Wow, without the subtitles I would not have seen how brilliant Marco was, not only in the timing of delivery and presentation - but also in the smart choice of graphics and taking a journey from the skeptical to the commercial - and on the way pack so much in that is relevant to any individual out there who has the capacity to think original or at least adaptive thoughts.

I would love to develop the skills to pull that delivery off, it was meaningful - and ultimately where McLuhan's portend was chiefly "beware", Marco here comes from a different lens of how to appreciate the virtual and "involution" how the internet can be usefully applied.
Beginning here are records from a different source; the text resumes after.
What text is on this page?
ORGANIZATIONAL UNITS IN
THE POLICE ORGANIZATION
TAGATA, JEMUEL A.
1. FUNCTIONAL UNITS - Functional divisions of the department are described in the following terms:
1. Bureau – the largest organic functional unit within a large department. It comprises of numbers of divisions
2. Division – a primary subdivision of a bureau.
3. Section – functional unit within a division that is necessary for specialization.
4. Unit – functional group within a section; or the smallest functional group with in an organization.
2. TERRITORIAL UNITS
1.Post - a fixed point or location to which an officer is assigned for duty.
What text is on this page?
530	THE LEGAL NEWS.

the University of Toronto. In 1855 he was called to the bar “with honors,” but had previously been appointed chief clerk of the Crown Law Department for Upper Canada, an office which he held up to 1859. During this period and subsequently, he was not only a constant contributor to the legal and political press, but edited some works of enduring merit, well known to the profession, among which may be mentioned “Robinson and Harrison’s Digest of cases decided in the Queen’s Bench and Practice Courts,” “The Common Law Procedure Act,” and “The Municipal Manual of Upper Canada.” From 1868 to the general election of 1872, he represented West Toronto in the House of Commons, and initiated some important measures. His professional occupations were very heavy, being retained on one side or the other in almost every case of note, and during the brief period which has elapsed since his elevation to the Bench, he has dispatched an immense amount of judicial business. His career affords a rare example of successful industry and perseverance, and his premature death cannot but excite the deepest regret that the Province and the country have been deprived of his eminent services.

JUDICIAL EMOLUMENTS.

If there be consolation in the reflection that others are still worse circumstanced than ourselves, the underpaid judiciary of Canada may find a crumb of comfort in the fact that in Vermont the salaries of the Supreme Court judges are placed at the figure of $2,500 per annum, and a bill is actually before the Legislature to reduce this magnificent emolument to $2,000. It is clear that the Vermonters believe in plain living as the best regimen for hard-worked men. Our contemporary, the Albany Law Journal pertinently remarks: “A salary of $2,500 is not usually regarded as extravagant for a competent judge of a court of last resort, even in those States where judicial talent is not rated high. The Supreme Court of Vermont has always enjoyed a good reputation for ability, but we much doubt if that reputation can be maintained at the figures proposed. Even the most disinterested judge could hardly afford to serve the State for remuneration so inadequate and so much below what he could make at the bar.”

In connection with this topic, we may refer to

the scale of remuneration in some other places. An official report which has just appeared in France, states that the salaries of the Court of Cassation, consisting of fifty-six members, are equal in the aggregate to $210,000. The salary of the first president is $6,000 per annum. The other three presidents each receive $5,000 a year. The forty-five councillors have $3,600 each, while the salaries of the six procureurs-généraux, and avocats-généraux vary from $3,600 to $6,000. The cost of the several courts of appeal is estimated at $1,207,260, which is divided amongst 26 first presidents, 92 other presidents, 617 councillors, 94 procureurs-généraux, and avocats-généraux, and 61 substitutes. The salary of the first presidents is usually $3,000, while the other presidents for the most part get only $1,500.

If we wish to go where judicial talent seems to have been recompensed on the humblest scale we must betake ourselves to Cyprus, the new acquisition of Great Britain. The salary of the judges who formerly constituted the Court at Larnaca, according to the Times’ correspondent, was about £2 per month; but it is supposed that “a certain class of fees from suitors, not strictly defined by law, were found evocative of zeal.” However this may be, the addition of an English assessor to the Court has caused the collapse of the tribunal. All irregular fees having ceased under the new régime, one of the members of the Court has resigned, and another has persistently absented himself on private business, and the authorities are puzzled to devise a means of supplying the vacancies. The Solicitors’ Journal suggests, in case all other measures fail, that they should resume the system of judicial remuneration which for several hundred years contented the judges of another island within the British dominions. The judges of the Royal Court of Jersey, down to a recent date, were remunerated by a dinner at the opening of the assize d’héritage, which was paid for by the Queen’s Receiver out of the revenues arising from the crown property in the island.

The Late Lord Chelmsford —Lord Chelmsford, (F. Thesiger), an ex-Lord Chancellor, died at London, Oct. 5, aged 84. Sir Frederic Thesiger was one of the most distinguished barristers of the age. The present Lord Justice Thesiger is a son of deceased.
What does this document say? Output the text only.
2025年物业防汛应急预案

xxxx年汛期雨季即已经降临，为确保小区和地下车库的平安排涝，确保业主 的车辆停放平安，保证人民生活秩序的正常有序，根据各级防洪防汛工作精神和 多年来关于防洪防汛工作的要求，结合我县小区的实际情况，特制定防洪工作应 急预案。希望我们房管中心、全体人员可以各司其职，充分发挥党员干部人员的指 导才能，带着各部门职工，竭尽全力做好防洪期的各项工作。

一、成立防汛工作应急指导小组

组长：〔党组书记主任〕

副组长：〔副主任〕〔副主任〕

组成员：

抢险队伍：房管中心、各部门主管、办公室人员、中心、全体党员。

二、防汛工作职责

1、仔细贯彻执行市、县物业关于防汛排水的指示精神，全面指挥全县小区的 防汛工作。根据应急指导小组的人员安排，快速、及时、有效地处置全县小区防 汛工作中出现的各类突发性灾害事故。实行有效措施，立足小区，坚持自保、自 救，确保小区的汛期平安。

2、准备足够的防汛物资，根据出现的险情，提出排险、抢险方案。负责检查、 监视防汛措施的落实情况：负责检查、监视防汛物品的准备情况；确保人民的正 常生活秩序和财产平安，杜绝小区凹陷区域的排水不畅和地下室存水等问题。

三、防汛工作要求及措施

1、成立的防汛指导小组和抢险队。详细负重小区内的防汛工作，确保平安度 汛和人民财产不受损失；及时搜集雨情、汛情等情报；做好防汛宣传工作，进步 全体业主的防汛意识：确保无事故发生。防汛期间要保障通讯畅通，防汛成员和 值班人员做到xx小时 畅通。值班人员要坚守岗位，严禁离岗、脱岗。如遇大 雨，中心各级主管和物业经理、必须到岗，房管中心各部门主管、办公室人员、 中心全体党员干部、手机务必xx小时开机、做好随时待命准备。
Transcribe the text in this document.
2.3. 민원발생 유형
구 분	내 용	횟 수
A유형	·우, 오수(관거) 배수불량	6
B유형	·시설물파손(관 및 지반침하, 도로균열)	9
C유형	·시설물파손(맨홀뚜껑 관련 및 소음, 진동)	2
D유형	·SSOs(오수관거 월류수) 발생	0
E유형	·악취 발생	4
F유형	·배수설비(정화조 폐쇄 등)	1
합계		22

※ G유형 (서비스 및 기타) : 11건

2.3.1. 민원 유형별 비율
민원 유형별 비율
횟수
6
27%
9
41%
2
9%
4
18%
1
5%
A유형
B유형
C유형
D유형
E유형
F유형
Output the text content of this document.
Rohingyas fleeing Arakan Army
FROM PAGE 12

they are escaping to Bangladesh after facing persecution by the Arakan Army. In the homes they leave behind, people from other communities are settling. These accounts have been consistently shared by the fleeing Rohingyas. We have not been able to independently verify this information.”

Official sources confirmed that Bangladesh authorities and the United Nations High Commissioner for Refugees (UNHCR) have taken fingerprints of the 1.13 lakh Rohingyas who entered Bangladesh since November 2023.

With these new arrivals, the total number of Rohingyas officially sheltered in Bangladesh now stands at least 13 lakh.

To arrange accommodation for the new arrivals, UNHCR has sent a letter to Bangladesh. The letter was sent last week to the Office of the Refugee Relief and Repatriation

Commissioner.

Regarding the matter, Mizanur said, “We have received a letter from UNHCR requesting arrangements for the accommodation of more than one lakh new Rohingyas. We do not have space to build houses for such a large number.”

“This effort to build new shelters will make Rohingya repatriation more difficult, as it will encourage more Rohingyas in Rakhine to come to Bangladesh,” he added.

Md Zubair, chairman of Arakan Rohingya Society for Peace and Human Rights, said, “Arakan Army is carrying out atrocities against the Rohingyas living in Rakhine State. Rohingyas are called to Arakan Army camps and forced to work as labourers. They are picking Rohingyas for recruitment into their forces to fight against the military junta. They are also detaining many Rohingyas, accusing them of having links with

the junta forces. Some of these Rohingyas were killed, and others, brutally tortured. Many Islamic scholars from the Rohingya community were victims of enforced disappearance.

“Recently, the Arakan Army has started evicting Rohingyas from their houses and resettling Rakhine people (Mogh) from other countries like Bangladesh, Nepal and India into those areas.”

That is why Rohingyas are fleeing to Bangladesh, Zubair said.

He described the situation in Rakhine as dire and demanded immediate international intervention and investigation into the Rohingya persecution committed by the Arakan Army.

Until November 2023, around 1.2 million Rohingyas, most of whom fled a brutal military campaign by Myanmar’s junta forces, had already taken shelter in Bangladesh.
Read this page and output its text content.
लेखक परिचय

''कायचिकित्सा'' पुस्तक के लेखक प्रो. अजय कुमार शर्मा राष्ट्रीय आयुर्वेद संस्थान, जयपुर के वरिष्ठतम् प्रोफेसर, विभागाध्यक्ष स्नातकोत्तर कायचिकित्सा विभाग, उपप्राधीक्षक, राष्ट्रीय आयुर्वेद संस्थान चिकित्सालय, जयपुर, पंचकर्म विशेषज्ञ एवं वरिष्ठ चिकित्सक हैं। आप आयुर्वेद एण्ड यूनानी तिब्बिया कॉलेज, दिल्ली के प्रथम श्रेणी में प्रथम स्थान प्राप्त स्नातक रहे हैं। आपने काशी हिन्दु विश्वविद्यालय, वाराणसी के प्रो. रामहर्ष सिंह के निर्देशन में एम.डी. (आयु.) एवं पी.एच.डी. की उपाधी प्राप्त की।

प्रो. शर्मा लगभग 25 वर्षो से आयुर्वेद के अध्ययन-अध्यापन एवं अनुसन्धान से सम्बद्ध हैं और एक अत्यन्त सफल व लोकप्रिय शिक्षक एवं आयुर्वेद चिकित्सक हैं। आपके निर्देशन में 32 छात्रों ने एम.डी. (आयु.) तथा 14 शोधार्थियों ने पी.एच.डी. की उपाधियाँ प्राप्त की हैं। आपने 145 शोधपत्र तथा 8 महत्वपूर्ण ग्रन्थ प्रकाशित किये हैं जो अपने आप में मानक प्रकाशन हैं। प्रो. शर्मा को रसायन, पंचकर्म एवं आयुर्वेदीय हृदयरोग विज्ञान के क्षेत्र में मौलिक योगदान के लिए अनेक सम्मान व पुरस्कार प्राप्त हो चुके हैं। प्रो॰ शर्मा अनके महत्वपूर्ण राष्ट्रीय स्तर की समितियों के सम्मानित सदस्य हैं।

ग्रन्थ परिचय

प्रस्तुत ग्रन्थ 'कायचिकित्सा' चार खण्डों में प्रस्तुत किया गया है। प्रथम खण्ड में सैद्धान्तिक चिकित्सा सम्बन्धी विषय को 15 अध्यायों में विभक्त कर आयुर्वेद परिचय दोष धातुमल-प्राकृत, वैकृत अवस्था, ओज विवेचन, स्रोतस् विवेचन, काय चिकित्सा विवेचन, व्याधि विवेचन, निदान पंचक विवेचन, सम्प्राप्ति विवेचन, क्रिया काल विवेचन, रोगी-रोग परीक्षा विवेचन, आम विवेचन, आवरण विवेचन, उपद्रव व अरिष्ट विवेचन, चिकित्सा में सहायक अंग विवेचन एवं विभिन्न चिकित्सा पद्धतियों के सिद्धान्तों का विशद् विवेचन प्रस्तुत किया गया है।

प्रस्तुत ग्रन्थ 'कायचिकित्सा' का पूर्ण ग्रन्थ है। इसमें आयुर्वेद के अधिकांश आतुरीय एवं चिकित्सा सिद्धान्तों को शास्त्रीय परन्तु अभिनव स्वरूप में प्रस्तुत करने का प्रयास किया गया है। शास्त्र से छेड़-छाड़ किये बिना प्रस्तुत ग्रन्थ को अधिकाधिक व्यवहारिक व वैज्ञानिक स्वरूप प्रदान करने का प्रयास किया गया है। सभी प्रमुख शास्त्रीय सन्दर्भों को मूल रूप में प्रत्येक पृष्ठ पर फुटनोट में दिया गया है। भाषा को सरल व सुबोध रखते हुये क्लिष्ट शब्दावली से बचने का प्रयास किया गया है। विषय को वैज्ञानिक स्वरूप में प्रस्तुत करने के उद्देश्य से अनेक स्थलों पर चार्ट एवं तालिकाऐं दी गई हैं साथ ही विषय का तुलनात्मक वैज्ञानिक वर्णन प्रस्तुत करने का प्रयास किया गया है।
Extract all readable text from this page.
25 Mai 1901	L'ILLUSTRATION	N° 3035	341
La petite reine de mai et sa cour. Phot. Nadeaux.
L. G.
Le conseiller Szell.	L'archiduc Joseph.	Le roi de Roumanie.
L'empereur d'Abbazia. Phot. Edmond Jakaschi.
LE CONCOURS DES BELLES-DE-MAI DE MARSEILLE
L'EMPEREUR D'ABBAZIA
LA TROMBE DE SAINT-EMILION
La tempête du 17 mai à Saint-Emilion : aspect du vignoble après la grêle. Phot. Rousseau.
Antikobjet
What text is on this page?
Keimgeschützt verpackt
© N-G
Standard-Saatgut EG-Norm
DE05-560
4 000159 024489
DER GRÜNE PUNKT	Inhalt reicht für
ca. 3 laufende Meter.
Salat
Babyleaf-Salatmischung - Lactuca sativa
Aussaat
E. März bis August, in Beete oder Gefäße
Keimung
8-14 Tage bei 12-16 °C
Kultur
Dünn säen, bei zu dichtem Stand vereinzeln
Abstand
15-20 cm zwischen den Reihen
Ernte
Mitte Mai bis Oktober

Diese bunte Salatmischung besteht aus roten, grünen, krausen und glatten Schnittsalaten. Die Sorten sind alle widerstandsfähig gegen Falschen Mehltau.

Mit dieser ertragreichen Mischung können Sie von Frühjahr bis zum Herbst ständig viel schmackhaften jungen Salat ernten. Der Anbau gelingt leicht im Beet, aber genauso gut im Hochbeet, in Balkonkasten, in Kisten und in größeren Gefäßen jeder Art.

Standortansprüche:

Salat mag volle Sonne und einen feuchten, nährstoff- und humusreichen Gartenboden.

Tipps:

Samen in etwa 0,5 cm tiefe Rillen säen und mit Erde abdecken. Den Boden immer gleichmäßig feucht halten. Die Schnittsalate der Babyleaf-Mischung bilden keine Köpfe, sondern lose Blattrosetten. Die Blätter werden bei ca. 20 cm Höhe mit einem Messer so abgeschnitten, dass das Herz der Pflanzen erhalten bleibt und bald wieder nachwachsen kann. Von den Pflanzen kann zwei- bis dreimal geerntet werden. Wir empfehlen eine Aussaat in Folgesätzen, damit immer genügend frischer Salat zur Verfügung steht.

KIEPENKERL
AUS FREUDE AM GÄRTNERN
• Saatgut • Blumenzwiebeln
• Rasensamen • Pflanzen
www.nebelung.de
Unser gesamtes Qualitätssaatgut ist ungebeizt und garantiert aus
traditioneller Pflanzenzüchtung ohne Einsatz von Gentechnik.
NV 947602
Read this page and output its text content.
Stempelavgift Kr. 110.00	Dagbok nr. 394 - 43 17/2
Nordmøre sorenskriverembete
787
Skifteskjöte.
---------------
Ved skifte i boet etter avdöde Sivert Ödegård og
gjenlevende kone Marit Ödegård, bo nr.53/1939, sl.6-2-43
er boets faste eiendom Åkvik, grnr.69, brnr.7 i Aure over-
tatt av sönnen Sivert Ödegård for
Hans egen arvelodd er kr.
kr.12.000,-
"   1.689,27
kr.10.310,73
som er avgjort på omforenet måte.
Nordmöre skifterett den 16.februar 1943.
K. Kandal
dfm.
William Gibson shouldn't get stick for inventing the word "cyberspace" and in a documentary I viewed about him, apparently he doesn't immerse himself in technologies that we would expect. Altogether this is worth another view because it is one of those things that packs so much in, that it can spark different thoughts depending where one watches it.

So I certainly appreciate Marco taking the time and effort to get this subtitled, the presentation was enough to push my buttons and broaden my own thoughts about it is I want to interact (and practical wisdom today is the great new personal choice of our age).



We BBP-ers have started a discussion at this link:
I have feelings that we are allowing charisma to overcome narrative... we may have lost in translation but I got the feeling that the myth got more emphasis than the debunking of the myth... which means that the call to action could be like the lead balloon. I love Italian style but...

Marco Montemagno

Hi Tartle!
Yes without all the images you loose the general meaning :(
Try to have a look to this video from the public point of view, where you can see all the images and let me know if something change in your perception:

Ciao :)

John Watkis

I think Marco did a brilliant job with his opening. His reference to "Matrix" set an excellent tone. He has a natural charisma, relaxed presentation style and knows how to interact with his audience.

All that being said, I'm wondering if he spent as much time on the wording of his speech as he did on the visuals. He must have rehearsed the presentation numerous times to sync it with the video. If the visuals had been used more sparingly (just for playing the videos) and the wording had received more attention, I think it could have been even more powerful.